以前の私はオリジナルの知識を受け継いではいたがスキルが無いために魔術の行使ができなかった。
それがコア部分の改良により魔術や錬金術の行使が可能となっている。
これは大きな驚きだった。
作り物には魂が宿らず、魂が無ければスキルの行使はできない。
それが1000年前の常識であり、真理であった筈だ。
所が、今の私にはスキルが使える。
つまり今の私には魂と呼べるものが存在すると考えられる。
私のコアに新たに加えられた神剣から抽出したとゆう霊子と呼ばれるもの。
私の知る錬金術とは次元の異なるその世界を見る大錬金術士。
一番機に言われなくともこの方の元で学びたいと思った。
ただ気になるのはスキルは使えるが、スキルそのものを取得したわけでは無いこと。
この辺りは今後の研究課題としようと思っている。
最後に今後のメンテナンスについてだが、一番機の強い希望により基本メンテナンスフリーになったらしい。
製作者の高齢化を危惧しての事らしいが、つまりはこの三人以外にはメンテナンスができないとゆうこと。
1000年で技術が飛躍的に進歩したものと思っていたがこの三人が規格外なだけだった様だ。

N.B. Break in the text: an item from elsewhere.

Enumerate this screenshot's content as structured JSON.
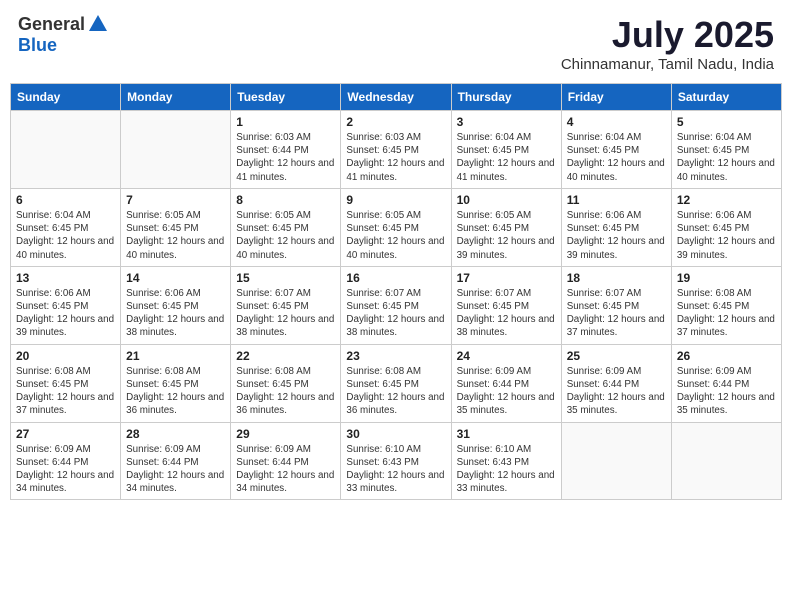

因みに、点検できるならその方が良いがしなくても自己修復が可能との事。
意味がわからない。
いや、制作の手伝いをし説明も受けた。頭では理解してもいる。
だが受け入れ難いのだ。
金属の疲労や風化などが止まる所までなら分かる。
何故折れたフレームが再結合し、欠けた外装が再生するのか。
何故この大錬金術士一派が自由に行動出来ているのか。
彼らを外圧から守る事も行動理念に組み込んでおくことにした。
以上が現在把握している私についての事柄だ。
ほぼ向かう所敵なしといった所だが、天敵とも言える一番機の存在がある。
身体スペックはほぼ同じだが武術などの経験の差が大き過ぎて、全くかなう気がしない。
慢心しない様気をつけたいと思う。
さて、先ほどから何度も話に出てきている一番機との関係にも触れておこう。
私を降したかと思うと一方的に弟認定してきた一番機アルテア。
彼女は錬金人形でありながら家族とゆう括りに強い拘りを持っていると思われる。
その事を強く意識させたのが彼女から伝えられた「コラルド家の家訓」だった。
コラルドはオヤジ殿の家名だな。
曰く
一、母は神である
一、姉は絶対者で、妹は天使
一、父は弱い、保護すべし
一、夫は愛せよ
一、妻に逆らうべからず
随分と偏った家訓だった。
そもそも兄と弟は何処に行った?
まあ、これは女性型である一番機に必要な部分だけを掻い摘んだものだろうが。
しかしこの条件の中に一番機の弟として組み込まれた私はどうすれば良いのだろうか。
父と夫はオヤジ殿の事だろうし母や妹はない様なので良いとしよう。
問題は姉だ。
絶対者か……
一番機は実際にこの家訓を盲信している様で、もしも父に危害を加えるものがあれば世界を敵に回してでも殲滅しようとするだろう。
そんな絶対者。
この家訓の中に弟の幸せは無い。
決められた枠組みの中で、自分の地位向上を図るためにはどうすれば良いのか。
私は暫し頭を捻らせるのだった。